Daher empfehle ich Freunden und Bekannten und allen Lesern hier, nicht einfach nur die Ausstellung zu besuchen, sondern am Sonntag um 14 Uhr bei der öffentlichen Führung an den wandernden Gesprächskreisen teilzunehmen. Mit etwas Glück oder Pech werden Sie dann dieses erweiterte Haltungsspektrum erleben. Neben einer kulturgeschichtlichen Einführung in die jüdische, muslimische und christliche Tradition der rituellen Beschneidung live und in Farbe, zuweilen auch borniert und selbstgerecht: Religionsfeindlichkeit in Aktion.
Andy Simanowitz, Guide im Jüdischen Museum Berlin
Dass derjenigem der in dieser Tradition verhaftet ist und diese zu verteidigen sucht, in einem Hamsterrad der Argumentation steckt, ist nicht überraschend sondern offensichtlich. Denn er ist es, der in einem Hamsterrad steckt. Ansonsten lese ich hier nur wieder die altbekannten Diffamierungen (Religionsfeindlichkeit) und Antisemitismusvorwürfe.
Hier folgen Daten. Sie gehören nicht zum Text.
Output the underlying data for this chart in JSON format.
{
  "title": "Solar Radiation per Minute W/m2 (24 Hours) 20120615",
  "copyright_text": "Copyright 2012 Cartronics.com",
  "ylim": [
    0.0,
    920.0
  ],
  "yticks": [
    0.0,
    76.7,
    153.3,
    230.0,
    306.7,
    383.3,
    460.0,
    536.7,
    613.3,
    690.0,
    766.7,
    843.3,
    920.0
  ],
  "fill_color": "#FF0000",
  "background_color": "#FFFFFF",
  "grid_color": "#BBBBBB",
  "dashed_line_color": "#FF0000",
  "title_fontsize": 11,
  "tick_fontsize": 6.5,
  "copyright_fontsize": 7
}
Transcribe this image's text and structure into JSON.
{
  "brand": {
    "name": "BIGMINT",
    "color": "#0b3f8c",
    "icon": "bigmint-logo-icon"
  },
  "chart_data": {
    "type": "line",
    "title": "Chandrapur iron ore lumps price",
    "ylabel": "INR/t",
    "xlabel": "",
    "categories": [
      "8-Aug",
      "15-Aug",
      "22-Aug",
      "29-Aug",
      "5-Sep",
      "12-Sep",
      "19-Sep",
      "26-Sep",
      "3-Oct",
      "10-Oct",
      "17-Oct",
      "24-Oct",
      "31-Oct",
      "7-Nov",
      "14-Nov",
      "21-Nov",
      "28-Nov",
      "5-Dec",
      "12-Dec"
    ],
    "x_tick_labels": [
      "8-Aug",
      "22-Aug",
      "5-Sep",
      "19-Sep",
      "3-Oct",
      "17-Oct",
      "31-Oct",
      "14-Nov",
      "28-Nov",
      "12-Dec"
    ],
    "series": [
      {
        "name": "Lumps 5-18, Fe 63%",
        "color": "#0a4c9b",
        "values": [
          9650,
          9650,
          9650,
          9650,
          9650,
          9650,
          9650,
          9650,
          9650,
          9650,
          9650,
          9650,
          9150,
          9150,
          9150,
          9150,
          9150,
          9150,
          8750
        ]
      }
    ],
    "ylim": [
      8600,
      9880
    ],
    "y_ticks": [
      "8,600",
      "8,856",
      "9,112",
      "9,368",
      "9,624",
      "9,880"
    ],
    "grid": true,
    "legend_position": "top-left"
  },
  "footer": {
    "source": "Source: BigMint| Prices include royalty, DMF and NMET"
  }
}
Dass man zum „Schauen und Verstehen“ und nicht zum „Urteilen und Streiten“ anregen möchte, macht nur einmal mehr deutlich, dass man das Urteil scheut, denn wie dieses Urteil ausfällt ist klar. Das alles ist aber kein Grund zur Selbstreflektion sondern nur Anlass denjenigen, die urteilen, Unredlichkeit und niedere Motive zu unterstellen.
Den Wert, den die Beschneidung habe, dass sie sogar die Schmerzen und Risiken des Eingriffs in Kauf nähmen, ist aber der Wert der Eltern und nicht der des Kindes. Kein Kind möchte, dass ihm ein Messer an die Genitalien geführt wird. Keines. Da gibt es nichts zu deuten und daran ändert auch stete Hinweis auf antisemitische „Tiraden“ nichts. Wer auf Kritik mangels Argumenten nur damit reagieren kann, sich diese Kritik zu verbitten, dem kann ich leider nur gleichfalls selbstgerechte Borniertheit unterstellen.